La Commission européenne vole au secours de la coopération transfrontalière

4 oct. 2018, PAR Acteurs Publics
  • 02
    MIN
  • 0

© Revert Bernal/Isopix/SIPA

L’enveloppe dédiée à la coopération entre régions européennes, Interreg, dans le prochain budget 2021-2027, est menacée. Elle pourrait diminuer à la suite du Brexit et des nouvelles priorités de l’Union européenne. Un nouveau cadre pour simplifier et protéger cet outil qui concerne 150 millions de personnes est actuellement en discussion au Parlement.


Créer des connexions en Europe et aider à résoudre des problèmes mutuels réclamant des actions conjointes : tel est l’objectif du programme Interreg. Lancé en 1990, cet outil est intégré dans la politique de cohésion. Près de 88 opérations de coopération sont en cours dans les 28 États membres et sont financées par les fonds Feder à hauteur de 7,1 milliards d’euros. Parmi les exemples de mutualisation : des crèches bilingues entre Strasbourg et Kehl ou encore un réseau d’incubateurs d’entreprises créé entre la région Occitanie et la Catalogne…

Au chapitre des coopérations moins connues, Interreg permet aussi de soutenir des projets améliorant l’efficacité de l’administration publique, “en promouvant la coopération juridique et administrative et la coopération entre citoyens et institutions”. Mais les barrières juridiques liées aux différentes cultures administratives des États membres demeurent un obstacle à la coopération transfrontalière.

C’est pourquoi la Commission européenne a proposé, en mai dernier, un nouvel instrument qui simplifierait les projets transfrontaliers en permettant que la réglementation d’un État membre s’applique dans l’État membre voisin.
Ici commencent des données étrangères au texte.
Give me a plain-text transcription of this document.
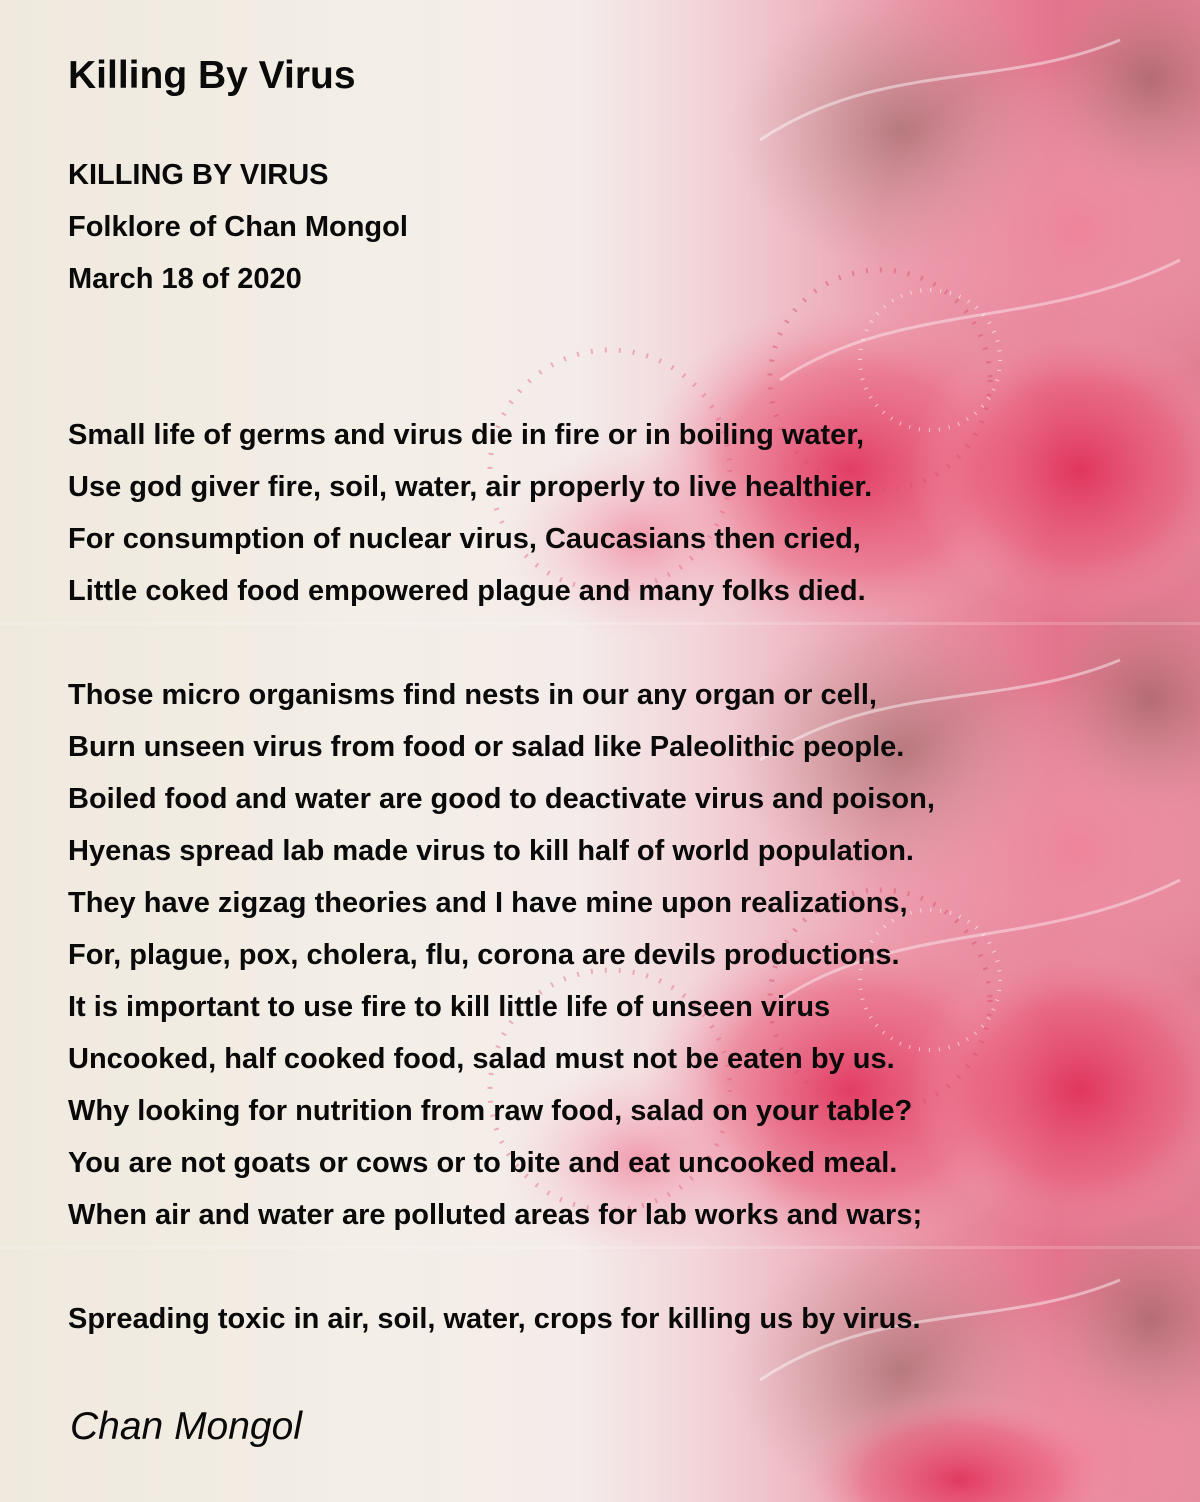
Killing By Virus

KILLING BY VIRUS

Folklore of Chan Mongol

March 18 of 2020

Small life of germs and virus die in fire or in boiling water,

Use god giver fire, soil, water, air properly to live healthier.

For consumption of nuclear virus, Caucasians then cried,

Little coked food empowered plague and many folks died.

Those micro organisms find nests in our any organ or cell,

Burn unseen virus from food or salad like Paleolithic people.

Boiled food and water are good to deactivate virus and poison,

Hyenas spread lab made virus to kill half of world population.

They have zigzag theories and I have mine upon realizations,

For, plague, pox, cholera, flu, corona are devils productions.

It is important to use fire to kill little life of unseen virus

Uncooked, half cooked food, salad must not be eaten by us.

Why looking for nutrition from raw food, salad on your table?

You are not goats or cows or to bite and eat uncooked meal.

When air and water are polluted areas for lab works and wars;

Spreading toxic in air, soil, water, crops for killing us by virus.

Chan Mongol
Cet instrument s’appliquerait à un projet ou à une action spécifique d’une durée limitée, mise en œuvre dans une région transfrontalière à l’initiative des pouvoirs publics locaux ou régionaux.

Un tiers des programmes appelés à disparaître

Cette proposition de la Commission européenne est actuellement en discussion au Parlement européen. Elle pourrait assurer la longévité du programme Interreg, dont le périmètre est menacé dans la proposition de budget pluriannuel 2021-2027, présentée par la Commission européenne au printemps dernier. Celle-ci a prévu des coupes à hauteur de 10 à 13 milliards d’euros, entre 7 et 10 % selon les secteurs, et a annoncé qu’un tiers des programmes actuels de la politique de cohésion devraient disparaître.

Ces réductions budgétaires sont principalement dues au Brexit, ainsi qu’aux nouvelles priorités de la Commission européenne : l’immigration, la transition numérique, la défense, la lutte contre le terrorisme.

Avec un Parlement qui souhaite conserver la politique de cohésion au même niveau que dans le budget 2014-2020, les négociations trilatérales incluant la Commission et le Conseil européen, tous codécisionnaires, s’annoncent très difficiles et ne devraient pas aboutir avant les prochaines élections européennes, en mai 2019.